Talking music and Johnny’s career.
Johnny, which song clicked and made you listen to this kind of music?
It’s not one. It’s generally got to do with the rock ‘n’ roll rhythm. On one hand I liked swing and rock ‘n’ roll rhythm and tempo and on the other hand I liked ballads because I have always liked melody.
When did you start being active on this music?
In 1976, when I created Vavoura Band together with Yiannis Drolapas. We will complete 41 years as an active band this year and we are playing at Lazy on 28 January. With Yiannis we were into this music and later on into hard rock and we managed to become popular and to stand out with our first three bands.
Generally speaking, I was working as a production manager not only because of my musical, technical and English language knowledge, but also because of my problem-solving skills. In 1987, I participated in producing one of Chuck Berry’s concerts. We realized −two days prior to the concert− that he was going to be on stage for one hour according to his contract and we assumed people would feel disappointed. So, we formed Johnny Vavouras and the Cadillacs and after two days of rehearsals we appeared in front of a crowd of 6,000 at Lycabettus.
How did you start? Did you think it was all going to be a hobby or had you had already in mind to be active for so many years?
I started because I fancied the whole thing with Vavoura Band and with Johnny Vavouras and the Cadillacs, too; to put it simply, because I fancy playing music. When I started, I was not “gifted”, like others whom you watch singing with a good voice or who grab a guitar and have an idea of what they are doing. I worked for this.
Would you say that you owe it less to talent and more to being dedicated to music?
Yes, exactly. I have energy. Neither have I studied so much. But what characterised me was that I have always been bold, I dared do things. I was a frontman and I wanted to be the same with my group of friends and with the pals and at school; I was communicative. And this is what held me there.
Where would you like to play?
I don’t know… maybe in a country where there is an active rock ‘n’ roll scene. There are people interested in it in the Netherlands, as well as in the UK. I just need to make it clear that I work on it because this is what I like and I don’t think that playing others’ songs is my job. The Cadillacs are a very good cover band. My band is Vavoura Band. There is chemistry with Yiannis Drolapas and we perfectly match each other. We “got married” with Yiannis in 1976 because we perfectly match in some things. We have a kind of chemistry, the chemistry Mick Jagger has with Keith Richards, what John Lennon and Paul McCartney had as far as music is concerned, since we get on like a house on fire. Because what we have done separately has not touched what we have done collaboratively, either as execution or as composition.

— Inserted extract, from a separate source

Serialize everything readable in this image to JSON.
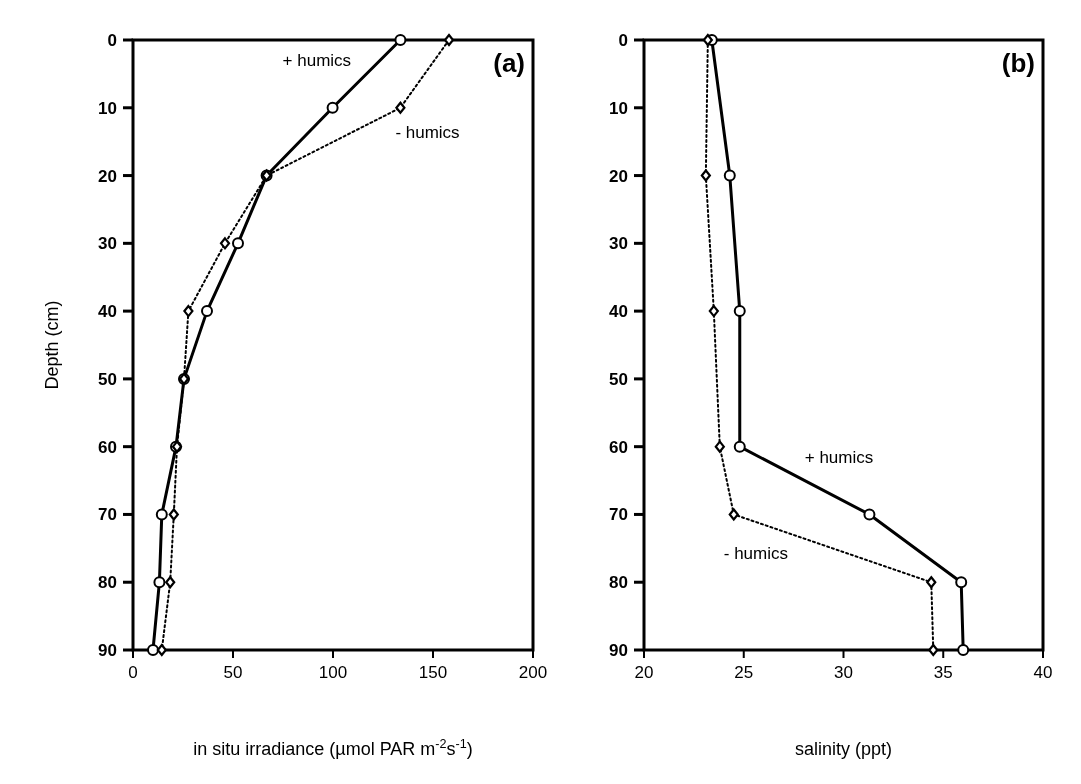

What are your future plans?
We are celebrating 41 years with Vavoura Band and we are preparing a new album that will be released only as a vinyl disc.
With Johnny Vavouras and the Cadillacs we are going to prepare a Christmas album, something which I have wanted to do for many years, but I always remember it really late and there is not enough time. However, I will record it this year in my new studio.
Do you dance?
No, I have two left feet. I am even funnier than Tom Jones when dancing. But I make others dance.

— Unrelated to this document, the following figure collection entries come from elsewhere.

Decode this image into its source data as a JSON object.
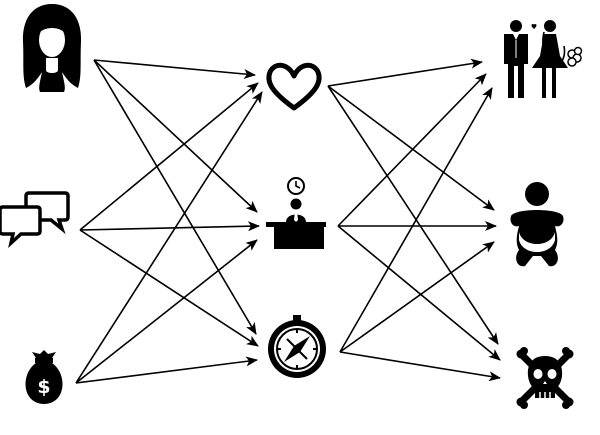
{
  "diagram": {
    "stroke": "#000000",
    "background": "#ffffff",
    "nodes": [
      {
        "id": "woman",
        "icon": "woman-silhouette-icon",
        "column": 1
      },
      {
        "id": "speech",
        "icon": "speech-bubbles-icon",
        "column": 1
      },
      {
        "id": "money",
        "icon": "money-bag-icon",
        "column": 1,
        "symbol": "$"
      },
      {
        "id": "heart",
        "icon": "heart-outline-icon",
        "column": 2
      },
      {
        "id": "office",
        "icon": "office-desk-clock-icon",
        "column": 2
      },
      {
        "id": "compass",
        "icon": "compass-icon",
        "column": 2
      },
      {
        "id": "wedding",
        "icon": "wedding-couple-icon",
        "column": 3
      },
      {
        "id": "baby",
        "icon": "baby-icon",
        "column": 3
      },
      {
        "id": "death",
        "icon": "skull-crossbones-icon",
        "column": 3
      }
    ],
    "edges": [
      [
        "woman",
        "heart"
      ],
      [
        "woman",
        "office"
      ],
      [
        "woman",
        "compass"
      ],
      [
        "speech",
        "heart"
      ],
      [
        "speech",
        "office"
      ],
      [
        "speech",
        "compass"
      ],
      [
        "money",
        "heart"
      ],
      [
        "money",
        "office"
      ],
      [
        "money",
        "compass"
      ],
      [
        "heart",
        "wedding"
      ],
      [
        "heart",
        "baby"
      ],
      [
        "heart",
        "death"
      ],
      [
        "office",
        "wedding"
      ],
      [
        "office",
        "baby"
      ],
      [
        "office",
        "death"
      ],
      [
        "compass",
        "wedding"
      ],
      [
        "compass",
        "baby"
      ],
      [
        "compass",
        "death"
      ]
    ]
  }
}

- Johnny has been listening to this kind of music since when he was 40 days old, when his mother took him out for a walk at a small restaurant they ran in a working-class town in Ohio.
- As a child, he listened to artists like Chuck Berry, Jerry Lee Lewis and others on the radio and on television. When he was 12, he got his first guitar and he started experimenting with ballads, too.
- On 28/1 he will celebrate the Vavoura Band 40+1 years of presence at Lazy Club.
- If he had to choose a song, that would be “Working class hero” by John Lennon. The Beatles are the top music band for him, since they are a music, harmony and music evolution lesson from rock ‘n’ roll to indie and psychedelic music.